Charles Enderlin, Jerusalem bureau chief of France 2, provided rolling commentary on the footage back in 2000. "Here Jamal and his son Muhammad are the targets of gunshots that have come from the Israeli position.... A new burst of gunfire, Muhammad is dead and his father seriously wounded," he said during a broadcast of the footage.
Reacting to Wednesday's court ruling Enderlin told Ynetnews he welcomed the decision. "I am very happy about this decision. From the start, our position has been that we will not release raw footage except through a judicial process. We will not release the footage to militants or private individuals," he said.
"I'm very happy that it will be seen in court. I hope that this is the end of a smear campaign which has gone on for seven years, and which has been difficult for me and my family," he added.
"People have accused us of staging an event which is an absolute lie. I am very happy at last to have the possibility (to show it)," Enderlin said.
Raw footage 'contains clear hoaxes'
At the center of the court battle are several minutes of footage shot by Palestinian cameraman Talal Abu Rahma. During testimony before the Palestinian Center for Human Rights in 2000, Rahma said: "I spent about 27 minutes photographing the incident which took place for 45 minutes.... I can confirm that the child was intentionally and in cold blood shot dead, and his father injured, by the Israeli army."
According to Karsenty, however, the cameraman's sole purpose is to further Palestinian propaganda causes. "This guy told an American newspaper that he chose to be a journalist so to serve the Palestinian cause," Karsenty said.
According to Professor Richard Landes, who told Ynetnews he had seen the full raw footage, the film contains damning evidence of faked scenes staged for the purpose of making Israel look bad.
Landes has become heavily involved in the battle to make the film available, and produced a film, "Pallywood," based on the shooting.
He has expressed concern that France 2 will attempt to tamper with the original footage, and cut out embarrassing scenes, resulting in a screening of an edited version of the film.

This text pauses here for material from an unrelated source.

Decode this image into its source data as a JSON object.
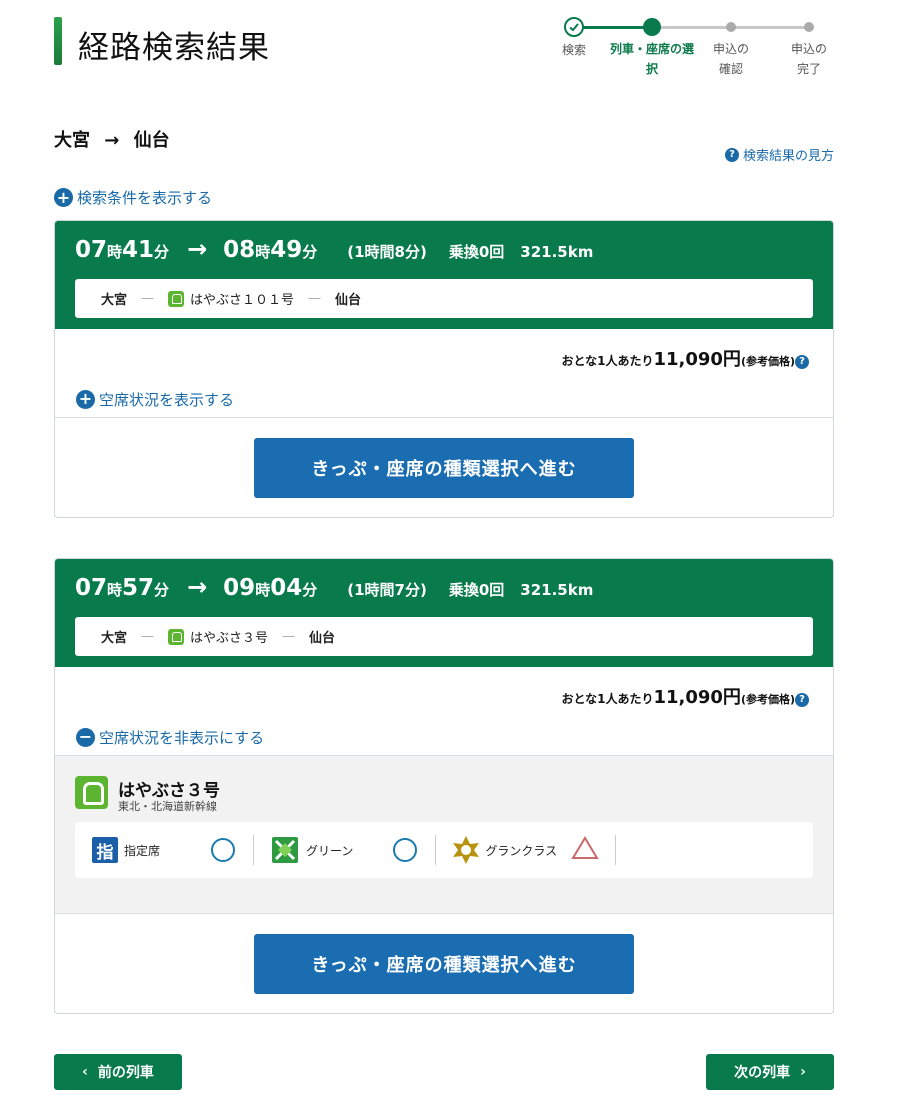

"I saw the tapes three times with Enderlin in Jerusalem," Landes told Ynetnews.
"One scene in particular stands out, in which a guy grabs his leg as if he's been shot, but blood cannot be seen. He starts to limp really seriously. He is picked up by young kids and taken to an ambulance. He looks around and sees no one is looking, and then walks away without a limp," Landes said.
Describing the court ruling as "spectacular," Landes said he hoped it would draw attention to what he described as "an industry" of anti-Israel media propaganda.
"The western media, instead of saying this isn't journalism, says, what can I use?" Landes said. He added that another scene in the withheld footage shows a Palestinian child with makeup made to resemble a gunshot injury in the head running into a crowd of Palestinians, who proceed to rush the uninjured child into an ambulance.
"Yes, terrible damage has been done," Landes said, adding, however, that the world has become "much more receptive" to acknowledging hoaxes "like Kfar Qanna and Gaza beach."
"This can also potentially play a critical role in Muslim world, by providing a weapon to Muslims who realize that the global jihad is a catastrophe for them," Landes added. "If this image is proven fake, it will be a blow against the jihad," he said.